Characterization of Ser338 Phosphorylation for Raf-1 Activation

Raf kinases are essential for regulating cell proliferation, survival, and tumorigenesis. However, the mechanisms by which Raf is activated are still incompletely understood. Phosphorylation plays a critical role in Raf activation in response to mitogens.

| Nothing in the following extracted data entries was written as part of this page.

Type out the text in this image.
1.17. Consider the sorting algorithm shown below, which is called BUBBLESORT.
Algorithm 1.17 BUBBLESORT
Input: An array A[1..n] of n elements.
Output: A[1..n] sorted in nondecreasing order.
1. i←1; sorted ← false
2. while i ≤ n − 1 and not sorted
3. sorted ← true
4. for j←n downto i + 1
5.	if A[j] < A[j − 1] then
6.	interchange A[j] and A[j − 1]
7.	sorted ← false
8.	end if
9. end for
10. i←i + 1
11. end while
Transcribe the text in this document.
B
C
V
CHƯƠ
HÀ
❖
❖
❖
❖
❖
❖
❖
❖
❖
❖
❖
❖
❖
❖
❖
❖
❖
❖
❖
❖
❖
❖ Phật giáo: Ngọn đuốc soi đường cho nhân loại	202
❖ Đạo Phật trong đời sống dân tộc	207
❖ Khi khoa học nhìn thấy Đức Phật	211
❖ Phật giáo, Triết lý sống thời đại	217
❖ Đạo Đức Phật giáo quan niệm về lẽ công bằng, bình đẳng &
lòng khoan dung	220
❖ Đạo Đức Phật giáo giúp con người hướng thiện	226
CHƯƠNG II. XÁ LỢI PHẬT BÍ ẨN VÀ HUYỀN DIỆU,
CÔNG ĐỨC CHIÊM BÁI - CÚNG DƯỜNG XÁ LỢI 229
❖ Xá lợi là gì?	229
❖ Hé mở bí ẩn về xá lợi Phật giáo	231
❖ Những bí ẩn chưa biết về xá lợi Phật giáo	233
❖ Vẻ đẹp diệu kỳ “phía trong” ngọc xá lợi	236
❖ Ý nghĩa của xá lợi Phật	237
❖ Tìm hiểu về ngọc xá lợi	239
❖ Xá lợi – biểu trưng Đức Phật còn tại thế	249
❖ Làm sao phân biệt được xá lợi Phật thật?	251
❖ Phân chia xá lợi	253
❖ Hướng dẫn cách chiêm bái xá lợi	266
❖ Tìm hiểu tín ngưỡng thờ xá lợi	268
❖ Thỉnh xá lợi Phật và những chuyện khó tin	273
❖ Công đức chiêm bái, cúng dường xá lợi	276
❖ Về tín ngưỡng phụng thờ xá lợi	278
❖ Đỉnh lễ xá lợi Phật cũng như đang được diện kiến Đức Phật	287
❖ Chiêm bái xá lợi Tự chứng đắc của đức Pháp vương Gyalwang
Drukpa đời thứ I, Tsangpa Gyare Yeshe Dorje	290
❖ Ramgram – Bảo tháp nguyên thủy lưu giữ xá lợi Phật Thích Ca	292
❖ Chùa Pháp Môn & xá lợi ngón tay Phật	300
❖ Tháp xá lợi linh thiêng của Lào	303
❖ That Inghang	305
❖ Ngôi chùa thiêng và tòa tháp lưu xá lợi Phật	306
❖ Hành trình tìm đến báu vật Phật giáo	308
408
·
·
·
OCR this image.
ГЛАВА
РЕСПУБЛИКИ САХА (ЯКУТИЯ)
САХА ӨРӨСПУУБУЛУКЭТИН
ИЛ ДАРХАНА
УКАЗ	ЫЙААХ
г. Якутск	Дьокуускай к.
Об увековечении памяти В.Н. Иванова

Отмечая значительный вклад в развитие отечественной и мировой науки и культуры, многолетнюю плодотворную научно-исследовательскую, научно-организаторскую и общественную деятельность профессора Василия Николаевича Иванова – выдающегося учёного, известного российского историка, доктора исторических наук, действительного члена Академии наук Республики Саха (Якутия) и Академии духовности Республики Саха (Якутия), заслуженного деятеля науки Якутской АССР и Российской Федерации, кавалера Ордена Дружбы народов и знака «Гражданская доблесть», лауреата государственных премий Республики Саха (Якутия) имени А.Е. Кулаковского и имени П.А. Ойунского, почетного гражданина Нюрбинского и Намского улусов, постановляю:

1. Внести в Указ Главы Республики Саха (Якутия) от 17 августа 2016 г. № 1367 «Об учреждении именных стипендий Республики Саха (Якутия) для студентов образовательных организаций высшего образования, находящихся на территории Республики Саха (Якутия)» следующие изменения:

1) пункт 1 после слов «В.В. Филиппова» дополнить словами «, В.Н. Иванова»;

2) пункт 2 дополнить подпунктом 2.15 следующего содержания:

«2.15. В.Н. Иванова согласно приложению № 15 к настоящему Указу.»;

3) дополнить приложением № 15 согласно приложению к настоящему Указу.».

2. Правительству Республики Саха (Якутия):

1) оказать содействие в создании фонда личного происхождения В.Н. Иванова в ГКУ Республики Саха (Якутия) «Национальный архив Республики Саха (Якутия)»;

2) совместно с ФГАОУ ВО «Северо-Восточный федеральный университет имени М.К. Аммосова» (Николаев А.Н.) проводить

The present study characterizes phosphorylation of Ser(338), a crucial event for Raf-1 activation. Here we report that mutation of Lys(375) to Met diminishes phosphorylation of Ser(338) on both wild type Raf-1 in cells treated with epidermal growth factor (EGF) or 12-O-tetradecanoylphorbol-13-acetate (TPA) and a constitutively active mutant in which Tyr(340)/Tyr(341) are replaced by 2 aspartic acids, a conserved substitution present in natural B-Raf. The loss of Ser(338) phosphorylation in these Raf mutants is not engendered by a mutation-induced conformational change, inasmuch as mutation of another site (Ser(471) to Ala) in the activation segment also abolishes Ser(338) phosphorylation, whereas both the kinase-dead mutants of Raf-1 are phosphorylated well by active Pak1. Furthermore, our data demonstrate that EGF-stimulated phosphorylation of Ser(338) is inhibited by Sorafenib, a Raf kinase inhibitor, but not by the MEK inhibitor U0126. Interestingly, a kinase-dead mutation and Sorafenib also markedly reduce phosphorylation of Ser(445) on B-Raf, a site equivalent to Raf-1 Ser(338). Finally, our data reveal that Ser(338) is phosphorylated on inactive Raf-1 by an active mutant of Raf-1 when they are dimerized in cells and that artificial dimerization of Raf-1 causes Ser(338) phosphorylation, accompanied by activation of ERK1/2. Altogether, our data suggest that Ser(338) on Raf-1 is autophosphorylated in response to mitogens.